Le film commence en été, le soleil est accablant, le ciel bleu mais Bahar a le cœur triste alors qu’elle observe son époux en train de prendre des photos de ruines antiques.

Elle soupçonne déjà que leur amour va bientôt leur faire écho et ne peut retenir ses larmes. Les deux n’ont plus rien à se dire et les regards sont les seules choses qu’ils échangent encore.

De retour à l’hôtel, il s’allonge sur le lit, la tête dans un tiroir de table de nuit pour soulager sa nuque, alors qu’elle savoure le soleil sur la terrasse de leur chambre.

Le lendemain sur la plage, dans une magnifique séquence, l’amour fait place à la haine dans les brumes d’un rêve. Au réveil de Bahar, baigné de sueur, la rupture prend tous ses droits.

Sur l’écran comme dans l’histoire, l’affaire est entendue. Il la quitte mais c’est elle qui, après un dernier sursaut, part.

L’été et l’hiver sont les deux parties les plus réussies du film, peut-être car elles se passent dans les magnifiques extérieurs de la Turquie, à moins que ce ne soit car elles permettent les confrontations entre les deux héros.

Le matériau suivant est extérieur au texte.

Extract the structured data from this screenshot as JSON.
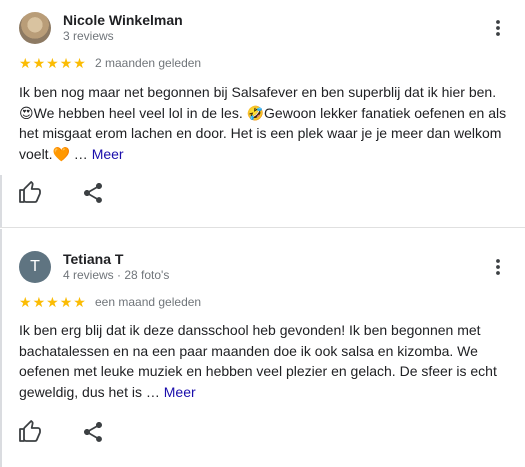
{
  "reviews": [
    {
      "author": "Nicole Winkelman",
      "meta": "3 reviews",
      "stars": 5,
      "date": "2 maanden geleden",
      "text_1": "Ik ben nog maar net begonnen bij Salsafever en ben superblij dat ik hier ben. ",
      "emoji_1": "😍",
      "text_2": "We hebben heel veel lol in de les. ",
      "emoji_2": "🤣",
      "text_3": "Gewoon lekker fanatiek oefenen en als het misgaat erom lachen en door. Het is een plek waar je je meer dan welkom voelt.",
      "emoji_3": "🧡",
      "ellipsis": " … ",
      "more_label": "Meer"
    },
    {
      "author": "Tetiana T",
      "avatar_letter": "T",
      "meta": "4 reviews · 28 foto's",
      "stars": 5,
      "date": "een maand geleden",
      "text_1": "Ik ben erg blij dat ik deze dansschool heb gevonden! Ik ben begonnen met bachatalessen en na een paar maanden doe ik ook salsa en kizomba. We oefenen met leuke muziek en hebben veel plezier en gelach. De sfeer is echt geweldig, dus het is",
      "ellipsis": " … ",
      "more_label": "Meer"
    }
  ],
  "colors": {
    "star": "#fbbc04",
    "link": "#1a0dab",
    "muted": "#70757a"
  },
  "icons": [
    "more-vert-icon",
    "thumb-up-icon",
    "share-icon",
    "star-icon"
  ]
}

En effet, Isa passe un automne seul à Istanbul et malgré l’impressionnant plan séquence dans l’appartement de sa maîtresse, les face-à-face avec Bahar sont plus intenses encore. Pourquoi revient-il vers elle en hiver ?

Isa est un macho dans toute sa splendeur, arrogant et désireux d’imposer sa loi, c’est lui qui a le premier et le dernier mot. Or Bahar a accepté la rupture sans problème et est même partie, le laissant seul sur le bas-côté. Quand Isa apprend par sa maîtresse où Bahar se trouve, il se souvient de cette épine encore présente et décide d’aller lui asséner le coup de grâce. Ce qu’il n’avait pas prévu par contre, c’est le double coup de théâtre qui émaillera cette rencontre enneigée.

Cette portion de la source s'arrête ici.